Every evening my cat Gromit gets the zoomies. He runs willy nilly about the house, often crashing into walls and furniture. It cracks me up every time. John and Charles Wesley seemed to have an affinity towards animals. Charles wrote a hymn about his cat, John wrote a sermon speculating the presence of animals in heaven. In Sermon 60, The General Deliverance, John wonders over the nature of animals before and after the Fall of humanity, admitting that human sin has unleashed great suffering upon the animal kingdom. He takes his cue from Romans 8:
The whole creation waits breathless with anticipation for the revelation of God’s sons and daughters. 20 Creation was subjected to frustration, not by its own choice—it was the choice of the one who subjected it—but in the hope 21 that the creation itself will be set free from slavery to decay and brought into the glorious freedom of God’s children. 22 We know that the whole creation is groaning together and suffering labor pains up until now. – Romans 8:19-22 CEB
Wesley reminds us of our charge in Genesis as humans to subdue creation, to be stewards of all God has made. We are made in the image of God, we are made capable to love God and to love one another. The animals do not have the same faculties to love God, and so Wesley asserts that they may show love, or at least submission, to humans. A result of the Fall is that animals flee from humans or strike out against us, a reflection of our own separation and response to God. Violence is now the way of animals as predators feed on prey, and as man hunts animals. But this suffering will be lifted at the resurrection, and animals will coexist in right relationship with each other and with humanity.
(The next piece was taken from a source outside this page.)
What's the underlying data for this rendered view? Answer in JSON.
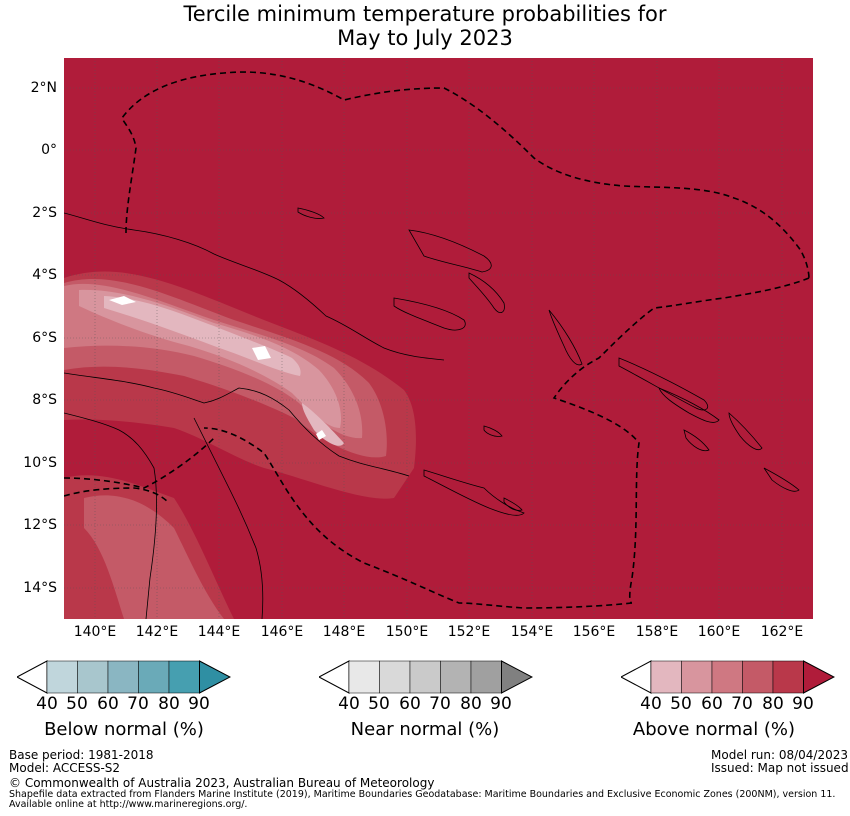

The wolf will live with the lamb,
and the leopard will lie down with the young goat;
the calf and the young lion will feed together,
and a little child will lead them.
7 The cow and the bear will graze.
Their young will lie down together,
and a lion will eat straw like an ox.
8 A nursing child will play over the snake’s hole;
toddlers will reach right over the serpent’s den.
9 They won’t harm or destroy anywhere on my holy mountain.
The earth will surely be filled with the knowledge of the Lord,
just as the water covers the sea. -Isaiah 11:6-9
This vision is often referred to as the peaceable kingdom, an eschatological peek into God’s vision for creation as a whole. John Wesley argues that in the coming kingdom, animals will be so elevated they may be capable of loving God the way humans do. All of this theological speculation matters because God cares for the animals, and so must we. Because God loves the animals, we must recognize how much more God loves and cares for us. “Aren’t two sparrows sold for a small coin? But not one of them will fall to the ground without your Father knowing about it already. Even the hairs of your head are all counted. Don’t be afraid. You are worth more than many sparrows.” Matthew 10:29-31.
What is your relationship to the animal kingdom? How do you see your role in alleviating animal suffering? How does the coming peaceable kingdom inform the type of person you want to be here and now?